How to pass df column as parameter to the function?

1
votes

I wrote below function

object AgeClassification {
  def AgeCategory(age:Int) : String = {
    if(age<=30)
      return "Young" 
    else if(age>=65)
      return "Older" 
    else
      return "Mid-age"
  }
}

and I am trying to pass dataframe column as parameter 

val df_new = df
  .withColumn("Age_Category", AgeClassification.AgeCategory(df("age")))

but getting the error

:33: error: type mismatch;
found : org.apache.spark.sql.Column
required: Int
val df_new = df.withColumn("Age_Category",AgeClassification.AgeCategory(df("age")))

How to pass column as parameter?

val df_new = df
  .withColumn("Age_Category",AgeClassification.AgeCategory(df.age.cast(IntegerType)))
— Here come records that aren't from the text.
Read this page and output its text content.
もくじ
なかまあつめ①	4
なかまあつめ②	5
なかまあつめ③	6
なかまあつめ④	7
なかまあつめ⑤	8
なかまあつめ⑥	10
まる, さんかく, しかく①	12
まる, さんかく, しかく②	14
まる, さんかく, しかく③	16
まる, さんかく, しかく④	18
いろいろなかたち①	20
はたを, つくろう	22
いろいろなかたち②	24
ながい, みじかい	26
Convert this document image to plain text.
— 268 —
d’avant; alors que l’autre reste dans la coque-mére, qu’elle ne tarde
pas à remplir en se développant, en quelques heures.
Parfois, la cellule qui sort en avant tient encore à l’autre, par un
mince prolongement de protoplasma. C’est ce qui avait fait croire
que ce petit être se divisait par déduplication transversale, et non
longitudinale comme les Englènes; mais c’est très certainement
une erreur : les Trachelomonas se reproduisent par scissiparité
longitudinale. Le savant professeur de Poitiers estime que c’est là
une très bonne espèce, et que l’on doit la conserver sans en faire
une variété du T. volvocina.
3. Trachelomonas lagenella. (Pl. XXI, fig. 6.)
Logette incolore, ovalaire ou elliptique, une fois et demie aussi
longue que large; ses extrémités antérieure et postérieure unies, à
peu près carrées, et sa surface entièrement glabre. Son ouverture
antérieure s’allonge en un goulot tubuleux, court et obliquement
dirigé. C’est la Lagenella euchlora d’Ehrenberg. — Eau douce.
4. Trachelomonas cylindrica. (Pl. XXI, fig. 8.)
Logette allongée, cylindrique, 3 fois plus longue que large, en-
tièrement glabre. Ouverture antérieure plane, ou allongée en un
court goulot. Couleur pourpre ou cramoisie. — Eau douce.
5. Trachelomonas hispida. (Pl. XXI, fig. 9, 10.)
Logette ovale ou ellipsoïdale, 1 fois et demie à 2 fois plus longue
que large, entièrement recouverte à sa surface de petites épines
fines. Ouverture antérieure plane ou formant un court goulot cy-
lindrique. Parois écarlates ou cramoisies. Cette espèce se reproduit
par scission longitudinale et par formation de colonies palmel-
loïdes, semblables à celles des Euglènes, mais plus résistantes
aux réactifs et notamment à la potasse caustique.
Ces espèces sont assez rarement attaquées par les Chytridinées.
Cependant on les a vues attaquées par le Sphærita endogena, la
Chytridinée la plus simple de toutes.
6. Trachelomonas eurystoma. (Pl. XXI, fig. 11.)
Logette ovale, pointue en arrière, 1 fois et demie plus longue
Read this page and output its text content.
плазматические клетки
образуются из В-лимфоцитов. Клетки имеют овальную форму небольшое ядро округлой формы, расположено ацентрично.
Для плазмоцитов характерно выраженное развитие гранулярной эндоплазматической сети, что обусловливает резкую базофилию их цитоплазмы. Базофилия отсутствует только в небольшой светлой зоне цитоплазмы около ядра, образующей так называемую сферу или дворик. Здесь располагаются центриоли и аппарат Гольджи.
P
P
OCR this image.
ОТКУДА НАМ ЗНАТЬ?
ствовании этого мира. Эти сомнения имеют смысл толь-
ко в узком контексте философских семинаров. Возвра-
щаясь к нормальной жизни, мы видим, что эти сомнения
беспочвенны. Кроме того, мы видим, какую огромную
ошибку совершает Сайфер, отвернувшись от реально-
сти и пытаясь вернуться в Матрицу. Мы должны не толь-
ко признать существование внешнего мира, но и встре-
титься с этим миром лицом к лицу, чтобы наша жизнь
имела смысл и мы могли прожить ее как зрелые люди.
:33: error: value age is not a member of org.apache.spark.sql.DataFrame
val df_new = df.withColumn("Age_Category",AgeClassification.AgeCategory(df.age.cast(IntegerType))) 

val df_new = df
   .withColumn("Age_Category", AgeClassification.AgeCategory(df("age").cast(Int)))

:33: error: overloaded method value cast with alternatives:
(to: String)org.apache.spark.sql.Column
(to: org.apache.spark.sql.types.DataType)org.apache.spark.sql.Column
cannot be applied to (Int.type)
val df_new = df.withColumn("Age_Category",AgeClassification.AgeCategory(df("age").cast(Int)))

2
scalaapache-spark

2 Answers

3
votes

You can not use scala functions directly when manipulating a dataframe with the SparkSQL API. You can only use "column" functions, defined in the Column class, or in the functions class. They basically tranform columns into columns. The actual computations are handled within Spark.

To illustrate this, you can try this in the REPL:

scala> df("COL1").cast("int")
res6: org.apache.spark.sql.Column = CAST(COL1 AS INT)

The type is Column, not int and this is why scala refuses to apply your function (that epects an integer) on such an object.

To use a custom function, you need to wrap it in a UDF like this:

val ageUDF = udf((age : Int) => AgeClassification.AgeCategory(age))
// or shorter
val ageUDF = udf(AgeClassification.AgeCategory _)

// The you may use it this way:
df.withColumn("classif", ageUDF(df("age")))

Note also that df.age works in pyspark but it is not valid ni scala. For a short way to access columns by name, you can import spark.implicits._ and write $"age" or even shorter 'age.

-1
votes
import org.apache.spark.sql.Column

def AgeCategory(age:Column) : String